UPDATE: Now available in paperback
The kingdom of Faerie has featured regularly in Vertigo’s line of comics, since Neil Gaiman pretty much introduced it during the Sandman series. Sandman fans will remember the Shakespeare connection, where Dream gives Shakespeare his ideas in exchange for two plays, one of which is A Midsummer Night’s Dream, which gets its first performance in front of the Queen of Faerie and her entourage.
Many of the key players in that story reappear in this, but the sinister side of the Faerie court is brought to the fore: Queen Titania has been usurped and banished by an old foe with the help of some of her more untrustworthy minions; while other exiles are causing trouble in our world, taking a bizarre mix of heroin and blood, and dragging innocent humans down with them.
Carey’s plot revolves around a troubled teenager, who falls in with the faerie exiles all too easily. As she continues on this destructive path it becomes clear that the dysfunctional family she thought utterly boring has more than a few dusty skeletons in its closets, and she’s forced out of her teenage ennui and must come to terms with her approaching adult responsibilities, as well as her parents and their relationship.
It’s relatively amoral when it comes to drugs and sex, but while this is supposed to be the story of a girl on a downward spiral, Bolton keeps her beautiful throughout. This reduces the impact of the story, as how can there be any negative impact if the bad people she’s falling in with are supplying her with drugs and danger, but maintaining an ultra high level of glamour and good times? Even the bad things that happen and the eventual pay-off – which we won’t spoil for you by going into any detail – derail the seriousness of the issues tackled.

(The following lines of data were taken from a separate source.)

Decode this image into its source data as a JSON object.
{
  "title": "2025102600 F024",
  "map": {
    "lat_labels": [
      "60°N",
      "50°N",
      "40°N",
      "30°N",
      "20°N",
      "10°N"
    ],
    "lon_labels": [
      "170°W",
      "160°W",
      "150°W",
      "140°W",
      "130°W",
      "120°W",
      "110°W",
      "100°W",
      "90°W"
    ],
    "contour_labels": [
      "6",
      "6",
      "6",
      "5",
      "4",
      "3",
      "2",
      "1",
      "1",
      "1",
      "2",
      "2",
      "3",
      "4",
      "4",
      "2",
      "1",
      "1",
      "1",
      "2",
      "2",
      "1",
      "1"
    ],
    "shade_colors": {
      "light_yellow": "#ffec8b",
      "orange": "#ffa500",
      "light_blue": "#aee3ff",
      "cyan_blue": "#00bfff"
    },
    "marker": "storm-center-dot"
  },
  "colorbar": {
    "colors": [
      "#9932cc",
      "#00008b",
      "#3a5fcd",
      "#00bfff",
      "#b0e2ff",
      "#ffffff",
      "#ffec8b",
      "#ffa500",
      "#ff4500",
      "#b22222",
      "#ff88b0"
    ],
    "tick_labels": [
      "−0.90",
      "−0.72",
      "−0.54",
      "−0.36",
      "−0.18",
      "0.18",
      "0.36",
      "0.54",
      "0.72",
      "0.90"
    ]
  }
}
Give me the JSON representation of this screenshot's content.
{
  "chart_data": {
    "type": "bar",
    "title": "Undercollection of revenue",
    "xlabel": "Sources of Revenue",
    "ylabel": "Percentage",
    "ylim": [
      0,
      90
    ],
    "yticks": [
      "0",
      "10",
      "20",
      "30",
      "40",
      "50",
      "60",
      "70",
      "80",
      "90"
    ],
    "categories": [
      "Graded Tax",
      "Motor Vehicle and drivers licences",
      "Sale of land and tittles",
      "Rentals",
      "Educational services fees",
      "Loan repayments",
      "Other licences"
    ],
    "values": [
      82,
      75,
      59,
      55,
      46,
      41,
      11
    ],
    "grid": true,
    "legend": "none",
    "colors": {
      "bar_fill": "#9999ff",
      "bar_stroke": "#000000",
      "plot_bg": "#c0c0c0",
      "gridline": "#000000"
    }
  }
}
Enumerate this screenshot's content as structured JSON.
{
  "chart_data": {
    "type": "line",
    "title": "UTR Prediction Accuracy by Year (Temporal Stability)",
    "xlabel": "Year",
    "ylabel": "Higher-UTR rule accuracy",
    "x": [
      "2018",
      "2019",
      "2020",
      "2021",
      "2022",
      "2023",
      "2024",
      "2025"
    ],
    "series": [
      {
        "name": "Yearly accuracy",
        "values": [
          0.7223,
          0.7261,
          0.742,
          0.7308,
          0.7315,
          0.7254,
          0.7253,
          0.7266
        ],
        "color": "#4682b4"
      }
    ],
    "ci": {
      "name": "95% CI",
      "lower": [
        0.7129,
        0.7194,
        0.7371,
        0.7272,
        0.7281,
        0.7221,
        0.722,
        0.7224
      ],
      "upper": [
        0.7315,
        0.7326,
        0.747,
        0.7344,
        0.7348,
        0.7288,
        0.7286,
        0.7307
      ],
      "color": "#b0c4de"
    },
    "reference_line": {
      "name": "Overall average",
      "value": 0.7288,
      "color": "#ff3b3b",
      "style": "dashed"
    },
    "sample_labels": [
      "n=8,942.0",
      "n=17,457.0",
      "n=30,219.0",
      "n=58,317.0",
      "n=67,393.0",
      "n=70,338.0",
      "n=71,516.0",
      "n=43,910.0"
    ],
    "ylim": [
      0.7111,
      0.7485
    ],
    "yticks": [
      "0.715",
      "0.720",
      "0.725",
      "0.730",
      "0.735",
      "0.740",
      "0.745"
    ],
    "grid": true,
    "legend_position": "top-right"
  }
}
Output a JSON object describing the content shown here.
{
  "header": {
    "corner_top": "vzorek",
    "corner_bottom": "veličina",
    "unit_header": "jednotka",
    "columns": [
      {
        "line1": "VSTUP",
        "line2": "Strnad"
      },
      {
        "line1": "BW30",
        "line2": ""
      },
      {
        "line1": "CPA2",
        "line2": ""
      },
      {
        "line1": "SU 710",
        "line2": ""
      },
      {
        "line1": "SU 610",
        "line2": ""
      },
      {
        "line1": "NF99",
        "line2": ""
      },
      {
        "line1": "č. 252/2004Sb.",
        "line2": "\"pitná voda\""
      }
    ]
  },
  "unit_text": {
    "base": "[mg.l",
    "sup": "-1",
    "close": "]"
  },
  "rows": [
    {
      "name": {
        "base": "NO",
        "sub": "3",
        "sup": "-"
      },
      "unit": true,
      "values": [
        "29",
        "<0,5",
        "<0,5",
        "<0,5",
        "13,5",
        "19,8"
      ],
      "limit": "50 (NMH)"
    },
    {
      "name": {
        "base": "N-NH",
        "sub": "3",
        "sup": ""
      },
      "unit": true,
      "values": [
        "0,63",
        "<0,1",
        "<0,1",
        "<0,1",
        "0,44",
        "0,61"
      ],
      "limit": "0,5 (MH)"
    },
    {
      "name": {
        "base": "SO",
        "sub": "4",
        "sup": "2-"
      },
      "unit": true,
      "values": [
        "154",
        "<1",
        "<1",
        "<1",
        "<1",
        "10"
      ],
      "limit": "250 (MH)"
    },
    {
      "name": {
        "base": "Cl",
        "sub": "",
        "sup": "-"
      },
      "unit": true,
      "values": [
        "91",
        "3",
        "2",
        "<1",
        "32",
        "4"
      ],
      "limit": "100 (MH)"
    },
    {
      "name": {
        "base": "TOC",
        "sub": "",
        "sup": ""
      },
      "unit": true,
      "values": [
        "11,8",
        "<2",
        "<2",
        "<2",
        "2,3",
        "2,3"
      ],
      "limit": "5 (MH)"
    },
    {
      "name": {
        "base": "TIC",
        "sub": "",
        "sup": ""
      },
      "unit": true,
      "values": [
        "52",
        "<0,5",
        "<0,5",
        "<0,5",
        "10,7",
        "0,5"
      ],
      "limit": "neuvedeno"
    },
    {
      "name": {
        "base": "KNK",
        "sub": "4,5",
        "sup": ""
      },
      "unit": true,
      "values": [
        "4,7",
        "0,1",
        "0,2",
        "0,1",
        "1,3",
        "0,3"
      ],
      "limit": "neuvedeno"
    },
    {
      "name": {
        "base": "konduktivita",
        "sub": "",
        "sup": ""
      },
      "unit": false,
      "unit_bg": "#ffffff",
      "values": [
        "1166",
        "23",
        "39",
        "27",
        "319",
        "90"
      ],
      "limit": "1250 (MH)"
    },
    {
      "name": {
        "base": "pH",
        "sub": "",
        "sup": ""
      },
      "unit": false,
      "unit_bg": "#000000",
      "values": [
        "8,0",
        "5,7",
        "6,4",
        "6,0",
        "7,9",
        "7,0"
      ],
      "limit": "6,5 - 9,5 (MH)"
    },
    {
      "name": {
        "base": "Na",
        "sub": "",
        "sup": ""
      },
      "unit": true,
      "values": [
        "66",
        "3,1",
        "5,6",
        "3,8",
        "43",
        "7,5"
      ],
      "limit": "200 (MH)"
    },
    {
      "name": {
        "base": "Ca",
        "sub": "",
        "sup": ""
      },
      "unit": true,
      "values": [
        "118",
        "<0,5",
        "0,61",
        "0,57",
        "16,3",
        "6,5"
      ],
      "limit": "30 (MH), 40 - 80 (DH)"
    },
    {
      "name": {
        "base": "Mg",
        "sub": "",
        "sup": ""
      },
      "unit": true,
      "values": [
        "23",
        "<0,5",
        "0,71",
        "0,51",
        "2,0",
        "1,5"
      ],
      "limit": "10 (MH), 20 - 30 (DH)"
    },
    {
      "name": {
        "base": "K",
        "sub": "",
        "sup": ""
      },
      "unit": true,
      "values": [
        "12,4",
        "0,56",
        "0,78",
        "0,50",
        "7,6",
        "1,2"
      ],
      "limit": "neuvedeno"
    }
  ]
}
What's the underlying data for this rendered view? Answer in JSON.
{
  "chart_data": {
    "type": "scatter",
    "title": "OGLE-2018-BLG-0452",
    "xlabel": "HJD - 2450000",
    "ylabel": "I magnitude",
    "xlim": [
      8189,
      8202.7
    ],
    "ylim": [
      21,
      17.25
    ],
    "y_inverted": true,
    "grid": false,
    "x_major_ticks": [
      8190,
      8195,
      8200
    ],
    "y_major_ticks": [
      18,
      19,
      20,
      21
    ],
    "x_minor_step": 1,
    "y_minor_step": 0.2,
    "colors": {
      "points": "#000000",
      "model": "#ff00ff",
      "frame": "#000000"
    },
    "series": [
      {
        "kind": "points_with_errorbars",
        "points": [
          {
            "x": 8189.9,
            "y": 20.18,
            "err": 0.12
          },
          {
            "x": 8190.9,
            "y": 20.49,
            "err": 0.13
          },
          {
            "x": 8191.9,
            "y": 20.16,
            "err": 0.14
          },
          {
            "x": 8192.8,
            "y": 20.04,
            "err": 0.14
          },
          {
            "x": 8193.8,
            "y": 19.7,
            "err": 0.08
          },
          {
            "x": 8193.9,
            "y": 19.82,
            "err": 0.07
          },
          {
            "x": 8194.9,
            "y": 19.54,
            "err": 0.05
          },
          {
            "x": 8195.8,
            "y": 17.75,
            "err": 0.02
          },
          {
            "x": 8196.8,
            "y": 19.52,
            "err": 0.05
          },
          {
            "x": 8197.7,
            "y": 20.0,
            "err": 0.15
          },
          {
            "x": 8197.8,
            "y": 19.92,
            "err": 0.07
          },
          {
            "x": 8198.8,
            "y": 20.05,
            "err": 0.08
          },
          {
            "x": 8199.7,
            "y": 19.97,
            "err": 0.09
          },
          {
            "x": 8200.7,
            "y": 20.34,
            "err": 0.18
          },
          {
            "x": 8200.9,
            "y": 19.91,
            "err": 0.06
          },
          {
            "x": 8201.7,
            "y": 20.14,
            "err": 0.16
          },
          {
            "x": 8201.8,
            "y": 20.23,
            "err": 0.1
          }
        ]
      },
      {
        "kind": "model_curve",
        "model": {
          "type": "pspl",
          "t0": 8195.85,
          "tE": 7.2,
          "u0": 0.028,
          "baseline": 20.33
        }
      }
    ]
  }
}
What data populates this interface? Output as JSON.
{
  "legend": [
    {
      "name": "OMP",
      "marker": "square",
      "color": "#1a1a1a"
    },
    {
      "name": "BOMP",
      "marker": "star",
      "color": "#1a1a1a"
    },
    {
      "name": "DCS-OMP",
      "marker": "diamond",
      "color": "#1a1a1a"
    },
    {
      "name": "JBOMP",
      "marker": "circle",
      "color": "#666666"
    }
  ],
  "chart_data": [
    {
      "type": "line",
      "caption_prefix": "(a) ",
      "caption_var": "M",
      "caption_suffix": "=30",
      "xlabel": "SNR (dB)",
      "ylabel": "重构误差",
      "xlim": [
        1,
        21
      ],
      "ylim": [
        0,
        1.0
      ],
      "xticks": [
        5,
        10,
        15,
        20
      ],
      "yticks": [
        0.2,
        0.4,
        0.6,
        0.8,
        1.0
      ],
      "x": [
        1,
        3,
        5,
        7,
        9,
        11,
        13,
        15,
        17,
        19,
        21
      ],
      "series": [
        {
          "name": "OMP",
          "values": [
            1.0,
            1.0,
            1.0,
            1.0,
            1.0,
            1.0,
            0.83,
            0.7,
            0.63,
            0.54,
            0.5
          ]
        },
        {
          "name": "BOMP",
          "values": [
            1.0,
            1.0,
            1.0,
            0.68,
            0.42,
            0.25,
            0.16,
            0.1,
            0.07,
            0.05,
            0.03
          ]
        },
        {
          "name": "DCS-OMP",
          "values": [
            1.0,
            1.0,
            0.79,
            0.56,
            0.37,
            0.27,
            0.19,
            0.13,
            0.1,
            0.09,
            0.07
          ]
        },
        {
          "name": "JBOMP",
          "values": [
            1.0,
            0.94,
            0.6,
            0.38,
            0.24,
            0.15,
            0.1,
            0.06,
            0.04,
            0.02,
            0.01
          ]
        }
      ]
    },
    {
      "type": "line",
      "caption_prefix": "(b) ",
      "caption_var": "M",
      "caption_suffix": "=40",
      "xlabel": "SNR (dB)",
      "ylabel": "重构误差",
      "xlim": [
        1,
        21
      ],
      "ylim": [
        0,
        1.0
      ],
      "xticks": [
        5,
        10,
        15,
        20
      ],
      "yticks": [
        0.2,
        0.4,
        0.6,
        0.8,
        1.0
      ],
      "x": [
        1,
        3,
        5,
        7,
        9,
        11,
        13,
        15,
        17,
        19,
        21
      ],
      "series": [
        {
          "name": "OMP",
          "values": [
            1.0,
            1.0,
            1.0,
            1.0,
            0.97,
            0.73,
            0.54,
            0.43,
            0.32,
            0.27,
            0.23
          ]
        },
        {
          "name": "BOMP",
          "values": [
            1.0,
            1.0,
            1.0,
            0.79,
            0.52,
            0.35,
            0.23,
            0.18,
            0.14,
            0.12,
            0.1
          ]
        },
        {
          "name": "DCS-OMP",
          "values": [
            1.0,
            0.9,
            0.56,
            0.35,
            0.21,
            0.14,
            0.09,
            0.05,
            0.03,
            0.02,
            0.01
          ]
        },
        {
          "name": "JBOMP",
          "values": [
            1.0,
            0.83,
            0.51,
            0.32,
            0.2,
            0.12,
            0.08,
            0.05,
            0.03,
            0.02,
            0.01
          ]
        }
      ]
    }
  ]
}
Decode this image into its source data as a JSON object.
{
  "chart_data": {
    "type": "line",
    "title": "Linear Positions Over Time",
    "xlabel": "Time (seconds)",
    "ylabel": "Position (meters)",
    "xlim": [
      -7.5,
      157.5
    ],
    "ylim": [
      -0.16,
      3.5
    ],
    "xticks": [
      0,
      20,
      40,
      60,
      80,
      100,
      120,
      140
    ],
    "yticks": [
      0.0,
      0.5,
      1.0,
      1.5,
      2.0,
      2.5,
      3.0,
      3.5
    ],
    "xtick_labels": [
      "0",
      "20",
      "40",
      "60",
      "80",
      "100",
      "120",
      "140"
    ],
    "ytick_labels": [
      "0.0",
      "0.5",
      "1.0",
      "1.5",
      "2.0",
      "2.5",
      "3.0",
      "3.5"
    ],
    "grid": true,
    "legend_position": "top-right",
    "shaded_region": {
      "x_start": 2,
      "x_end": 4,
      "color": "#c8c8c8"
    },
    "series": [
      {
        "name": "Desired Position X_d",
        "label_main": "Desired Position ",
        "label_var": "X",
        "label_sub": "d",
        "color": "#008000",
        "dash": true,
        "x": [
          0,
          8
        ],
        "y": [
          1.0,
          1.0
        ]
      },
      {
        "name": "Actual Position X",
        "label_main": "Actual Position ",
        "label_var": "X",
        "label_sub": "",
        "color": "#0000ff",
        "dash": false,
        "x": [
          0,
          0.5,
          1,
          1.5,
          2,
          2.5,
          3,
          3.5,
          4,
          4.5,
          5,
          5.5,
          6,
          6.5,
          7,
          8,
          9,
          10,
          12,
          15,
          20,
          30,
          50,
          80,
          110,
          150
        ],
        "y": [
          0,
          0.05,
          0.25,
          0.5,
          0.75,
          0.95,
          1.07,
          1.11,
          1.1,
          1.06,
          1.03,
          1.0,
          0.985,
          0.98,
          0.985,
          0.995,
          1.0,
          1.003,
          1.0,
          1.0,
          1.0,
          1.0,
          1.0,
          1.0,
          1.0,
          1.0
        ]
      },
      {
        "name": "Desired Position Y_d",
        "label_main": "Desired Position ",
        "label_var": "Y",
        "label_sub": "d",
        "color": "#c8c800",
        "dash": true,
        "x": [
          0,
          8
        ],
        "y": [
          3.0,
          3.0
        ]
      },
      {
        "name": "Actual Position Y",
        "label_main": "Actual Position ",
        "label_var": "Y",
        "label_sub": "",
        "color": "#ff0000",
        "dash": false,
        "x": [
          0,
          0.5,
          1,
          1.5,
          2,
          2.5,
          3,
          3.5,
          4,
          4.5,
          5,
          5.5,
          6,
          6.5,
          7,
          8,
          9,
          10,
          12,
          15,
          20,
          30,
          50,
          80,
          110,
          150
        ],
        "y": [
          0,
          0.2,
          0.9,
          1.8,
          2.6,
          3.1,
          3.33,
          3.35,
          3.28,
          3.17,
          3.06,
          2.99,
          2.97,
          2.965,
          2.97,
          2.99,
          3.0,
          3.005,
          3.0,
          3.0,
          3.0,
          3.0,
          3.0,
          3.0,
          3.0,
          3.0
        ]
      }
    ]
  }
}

All this makes it something of a damp squib. Although it looks like it’s going to be a fiery and impressive display of adult fairytale meets teenage angst, it’s not particularly well captured. Bolton’s art is stunning but feels somehow soulless, with some beautiful set pieces and full-page paintings, but something’s missing when it’s all hung together. And we think some of this is down to Carey’s unfeeling, perhaps too business-like, plot.